Aqua recently learned of an incident involving a man identifying himself as a water company employee to gain access into a customer’s home and steal their belongings. Aqua would like to use this unfortunate event as an opportunity to remind our customers about this issue so you’re more aware in the future.

 

Imagine it’s the early morning and you’re home alone. A man outside identifies himself as a water company employee. He says there are leaks in your area, and he’s checking the homes on your street and needs to check your meter and the inside pipes. Once inside, he asks you to run water in the util­ity sink as he checks the upstairs bathroom sink. While upstairs, he steals jewelry and money left on a dresser.

 

In most cases, the only time Aqua would need to be inside your home is to service or exchange a meter or to respond to a problem about which you called us. In the former case, Aqua would contact you by mail or phone to schedule an appointment first.

 

There are a few exceptions when you might receive an unannounced visit from Aqua:

 

  • An employee might come to your door to make you aware of an unscheduled service outage, such as a main break. In this case, the employee would not need to access the inside of your home.

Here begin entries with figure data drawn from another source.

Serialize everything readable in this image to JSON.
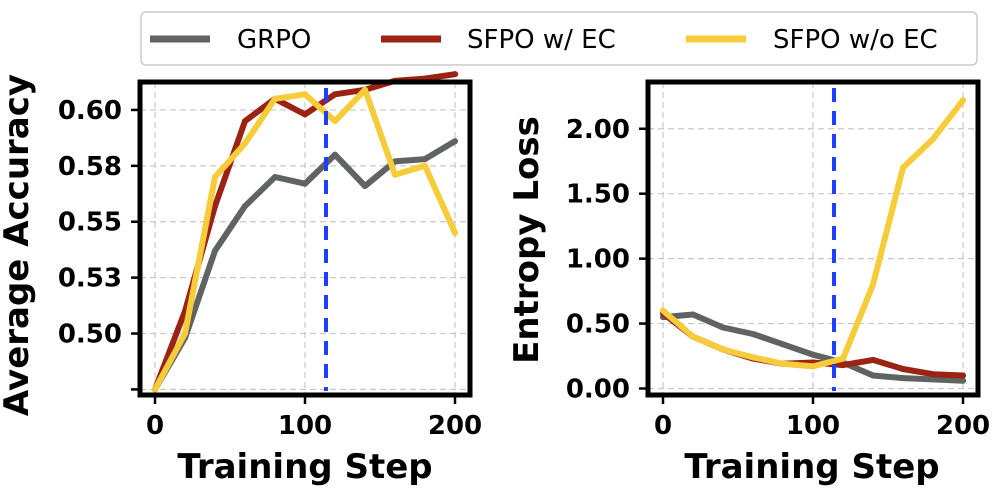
{
  "legend": {
    "entries": [
      {
        "label": "GRPO",
        "color": "#5f6361"
      },
      {
        "label": "SFPO w/ EC",
        "color": "#9b2314"
      },
      {
        "label": "SFPO w/o EC",
        "color": "#f6cc3b"
      }
    ]
  },
  "marker_color": "#1f3fff",
  "chart_data": [
    {
      "type": "line",
      "xlabel": "Training Step",
      "ylabel": "Average Accuracy",
      "xlim": [
        -10,
        210
      ],
      "ylim": [
        0.4775,
        0.6175
      ],
      "xticks": [
        0,
        100,
        200
      ],
      "xtick_labels": [
        "0",
        "100",
        "200"
      ],
      "yticks": [
        0.48,
        0.505,
        0.53,
        0.555,
        0.58,
        0.605
      ],
      "ytick_labels": [
        "",
        "0.50",
        "0.53",
        "0.55",
        "0.58",
        "0.60"
      ],
      "vline_x": 114,
      "x": [
        0,
        20,
        40,
        60,
        80,
        100,
        120,
        140,
        160,
        180,
        200
      ],
      "series": [
        {
          "name": "GRPO",
          "color": "#5f6361",
          "values": [
            0.48,
            0.503,
            0.542,
            0.562,
            0.575,
            0.572,
            0.585,
            0.571,
            0.582,
            0.583,
            0.591
          ]
        },
        {
          "name": "SFPO w/ EC",
          "color": "#9b2314",
          "values": [
            0.48,
            0.515,
            0.562,
            0.6,
            0.61,
            0.603,
            0.612,
            0.614,
            0.618,
            0.619,
            0.621
          ]
        },
        {
          "name": "SFPO w/o EC",
          "color": "#f6cc3b",
          "values": [
            0.48,
            0.505,
            0.575,
            0.59,
            0.61,
            0.612,
            0.6,
            0.614,
            0.576,
            0.58,
            0.55
          ]
        }
      ]
    },
    {
      "type": "line",
      "xlabel": "Training Step",
      "ylabel": "Entropy Loss",
      "xlim": [
        -10,
        210
      ],
      "ylim": [
        -0.05,
        2.36
      ],
      "xticks": [
        0,
        100,
        200
      ],
      "xtick_labels": [
        "0",
        "100",
        "200"
      ],
      "yticks": [
        0.0,
        0.5,
        1.0,
        1.5,
        2.0
      ],
      "ytick_labels": [
        "0.00",
        "0.50",
        "1.00",
        "1.50",
        "2.00"
      ],
      "vline_x": 114,
      "x": [
        0,
        20,
        40,
        60,
        80,
        100,
        120,
        140,
        160,
        180,
        200
      ],
      "series": [
        {
          "name": "GRPO",
          "color": "#5f6361",
          "values": [
            0.55,
            0.57,
            0.47,
            0.42,
            0.34,
            0.26,
            0.2,
            0.1,
            0.08,
            0.07,
            0.06
          ]
        },
        {
          "name": "SFPO w/ EC",
          "color": "#9b2314",
          "values": [
            0.58,
            0.4,
            0.3,
            0.23,
            0.19,
            0.2,
            0.18,
            0.22,
            0.15,
            0.11,
            0.1
          ]
        },
        {
          "name": "SFPO w/o EC",
          "color": "#f6cc3b",
          "values": [
            0.6,
            0.4,
            0.3,
            0.24,
            0.19,
            0.17,
            0.23,
            0.8,
            1.7,
            1.92,
            2.22
          ]
        }
      ]
    }
  ]
}
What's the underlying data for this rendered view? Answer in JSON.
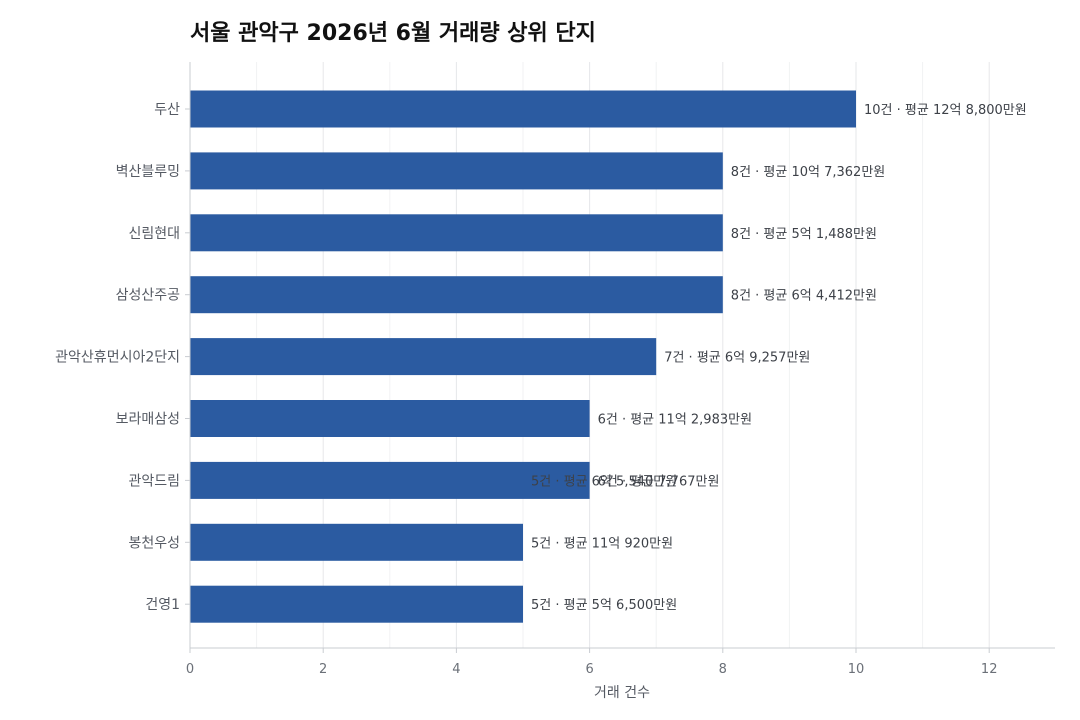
{
  "chart_data": {
    "type": "bar",
    "orientation": "horizontal",
    "title": "서울 관악구 2026년 6월 거래량 상위 단지",
    "xlabel": "거래 건수",
    "ylabel": "",
    "xlim": [
      0,
      13
    ],
    "xticks": [
      0,
      2,
      4,
      6,
      8,
      10,
      12
    ],
    "grid": true,
    "bar_color": "#2b5ba1",
    "categories": [
      "두산",
      "벽산블루밍",
      "신림현대",
      "삼성산주공",
      "관악산휴먼시아2단지",
      "보라매삼성",
      "관악드림",
      "봉천우성",
      "건영1"
    ],
    "values": [
      10,
      8,
      8,
      8,
      7,
      6,
      6,
      5,
      5
    ],
    "data_labels": [
      "10건 · 평균 12억 8,800만원",
      "8건 · 평균 10억 7,362만원",
      "8건 · 평균 5억 1,488만원",
      "8건 · 평균 6억 4,412만원",
      "7건 · 평균 6억 9,257만원",
      "6건 · 평균 11억 2,983만원",
      "6건 · 평균 7,767만원",
      "5건 · 평균 11억 920만원",
      "5건 · 평균 5억 6,500만원"
    ],
    "extra_labels": [
      {
        "category": "관악드림",
        "value": 5,
        "text": "5건 · 평균 6억 5,540만원"
      }
    ]
  }
}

An Aqua employee might also make an unannounced visit to investigate a property that has had multiple “zero usage” bills or an account that has not had a meter read for more than 45 days.
  • If a meter reader has trouble getting a remote meter read from outside your home, he might ask to enter you home to read the meter, in which case he would present a photo ID card.

 

 

For your safety and security, we encourage all customers to be extra cautious. Unfortunately, thieves like these might strike again. You can protect yourself by remembering the following information.

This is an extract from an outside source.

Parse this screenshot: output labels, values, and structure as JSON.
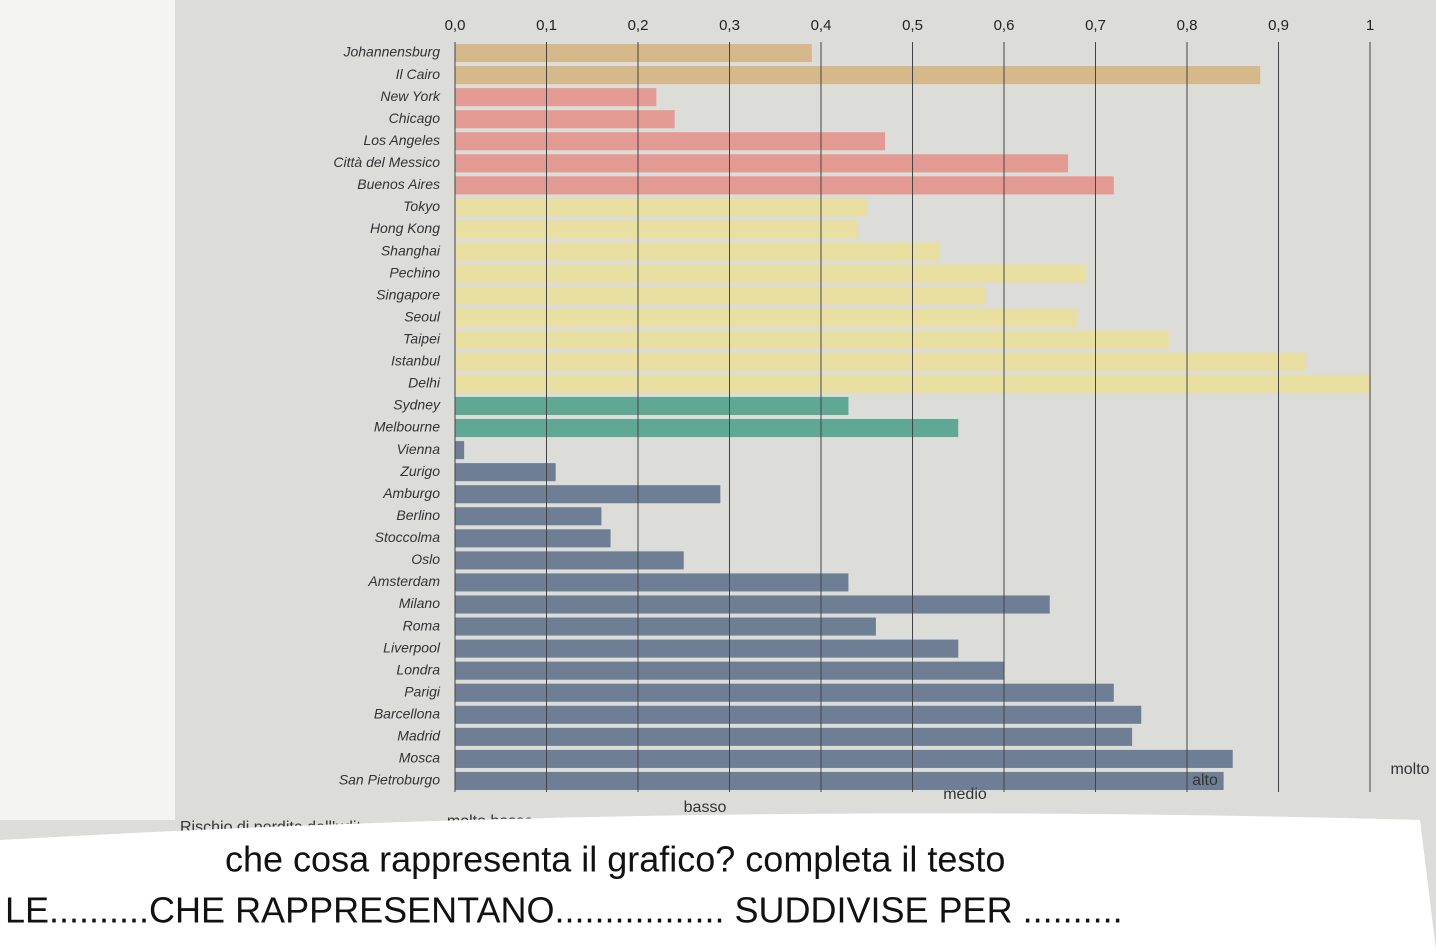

  1. All Aqua employees carry company identifica­tion. In all cases, please confirm the representative’s identification before letting them into your home.
  2. All employees dress in Aqua-branded attire similar to the uniform shown above.
  3. Company vehicles (mostly white Chevrolets) with the Aqua logo prominently displayed are always used.

If you encounter someone who is pretending to be an Aqua employee, please call your local police department and report them.